Play around with these chai ingredients.  Add all of them or take away one or two of them and create your perfect cup.

Once you have poured the chai into your favorite cup, do a two minute gratitude exercise, i.e., think about 2 to 3 things you appreciate in your life right now.  Moonlight jogs and the beautiful Mandeville flowers blooming on my deck have me grateful for living today.  Take a sip.  Savor.

What Are You Grateful For Today?

Organic Apple Note

We are very fortunate to work with Oyler’s Organic Orchard this fall.  Oyler’s Organic Farm is a 6th generation farm near Gettysburg, Pennsylvania and is one of just a handful of certified organic orchards on the East Coast.  Why is Organic special or important in apples?  Truly, because it is hard to grow organic fruit here in the east.  While fruit quality does not need to be organic to be high, you can trust that Oyler’s fruit is safer from pesticide residues than conventional fruit.  Apples are one of those, “organic may not be as pretty but it sure does taste good” crops. 

You will see a price difference between the organic fruit and non-organic fruit, to be sure.  We want this fruit to be accessible and we are passing on the best price we can.  I do think that you’ll taste a difference, and you can feel comfortable that you are eating safe, healthy fruit.  The Oylers take a holistic approach to their orchard and raise nice produce.

If you would like any of these items in quantity we can help make that happen.  We will also have “No. 2s” – apples that are less perfect in appearance but are excellent for making applesauce, juice or cider yourself.  Contact us for more information.
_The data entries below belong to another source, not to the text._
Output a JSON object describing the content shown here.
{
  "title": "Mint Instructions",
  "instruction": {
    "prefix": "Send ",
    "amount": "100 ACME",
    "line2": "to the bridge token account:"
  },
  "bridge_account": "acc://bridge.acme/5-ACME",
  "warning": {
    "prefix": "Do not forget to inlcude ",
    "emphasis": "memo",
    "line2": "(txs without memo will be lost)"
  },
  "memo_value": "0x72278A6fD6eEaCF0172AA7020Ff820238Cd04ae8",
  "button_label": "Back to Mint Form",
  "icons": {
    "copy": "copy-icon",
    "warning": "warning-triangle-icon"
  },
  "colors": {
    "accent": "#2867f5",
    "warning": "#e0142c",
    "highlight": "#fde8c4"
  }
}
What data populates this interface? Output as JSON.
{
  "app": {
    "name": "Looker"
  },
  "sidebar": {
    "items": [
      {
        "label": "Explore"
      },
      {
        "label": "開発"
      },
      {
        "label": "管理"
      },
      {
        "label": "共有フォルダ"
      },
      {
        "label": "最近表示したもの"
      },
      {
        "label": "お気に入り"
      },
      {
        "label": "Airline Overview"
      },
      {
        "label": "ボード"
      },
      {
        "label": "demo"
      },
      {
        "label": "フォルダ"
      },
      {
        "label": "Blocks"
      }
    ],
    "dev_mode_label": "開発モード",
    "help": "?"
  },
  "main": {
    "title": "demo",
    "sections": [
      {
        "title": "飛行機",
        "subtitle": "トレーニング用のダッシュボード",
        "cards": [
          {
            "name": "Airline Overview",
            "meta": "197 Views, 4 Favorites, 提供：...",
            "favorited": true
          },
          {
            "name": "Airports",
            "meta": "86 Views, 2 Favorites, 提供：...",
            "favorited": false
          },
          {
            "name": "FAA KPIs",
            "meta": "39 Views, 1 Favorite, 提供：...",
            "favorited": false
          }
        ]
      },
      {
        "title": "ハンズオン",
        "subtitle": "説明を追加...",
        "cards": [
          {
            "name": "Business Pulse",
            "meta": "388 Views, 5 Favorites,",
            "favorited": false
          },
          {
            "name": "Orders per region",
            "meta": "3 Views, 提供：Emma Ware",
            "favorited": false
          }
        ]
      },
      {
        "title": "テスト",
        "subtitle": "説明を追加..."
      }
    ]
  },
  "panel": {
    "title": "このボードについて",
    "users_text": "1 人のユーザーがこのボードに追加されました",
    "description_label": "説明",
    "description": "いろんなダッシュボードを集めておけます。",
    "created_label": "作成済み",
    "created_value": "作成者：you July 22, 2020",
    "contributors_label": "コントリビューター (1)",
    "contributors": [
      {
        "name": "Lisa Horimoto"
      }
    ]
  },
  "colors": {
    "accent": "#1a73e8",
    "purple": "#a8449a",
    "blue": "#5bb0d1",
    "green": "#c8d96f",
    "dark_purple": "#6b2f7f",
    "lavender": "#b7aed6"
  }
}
Here’s what we are offering the next two weeks, with descriptions from Katrina Oyler:

  • GOLDEN DELICIOUS: Our Golden Delicious is sweet, mellow, and juicy! It is less crisp then a Golden Supreme, but is still a firm apple. Makes for a perfect snack!
  • LIBERTY: The Liberty apple has a white flesh. This crunchy, mildly tart apple is similar to the McIntosh apple. It’s a great fresh eating apple.
  • APPLE CIDER: Our apple cider is run by a UV light (not heated or pasteurized), which allows enzymes, vitamins and minerals to remain intact giving it a superior taste. Health conscious customers value the single ingredient in our apple cider, just apples (no preservatives). The cider is pressed on our farm in our new PDA and PCO inspected cider room. Our cider has a shelf life of 2 weeks and must be kept refrigerated. It is available in plastic pints, quarts, ½ gallons, and gallons. Our cider has a new label this year with a UPC.
  • APPLE JUICE: Our certified organic apple juice is made with our fresh, local, certified organic apples. It is pasteurized juice from 100% Certified Organic Fresh Pennsylvania Apples. This product is a, natural unfiltered old fashion cloudy juice. No additives, artificial ingredients or sweeteners are added. Apples are the only ingredient. The apple juice is packaged in glass ½ gallon jars. It is shelf stable for two years.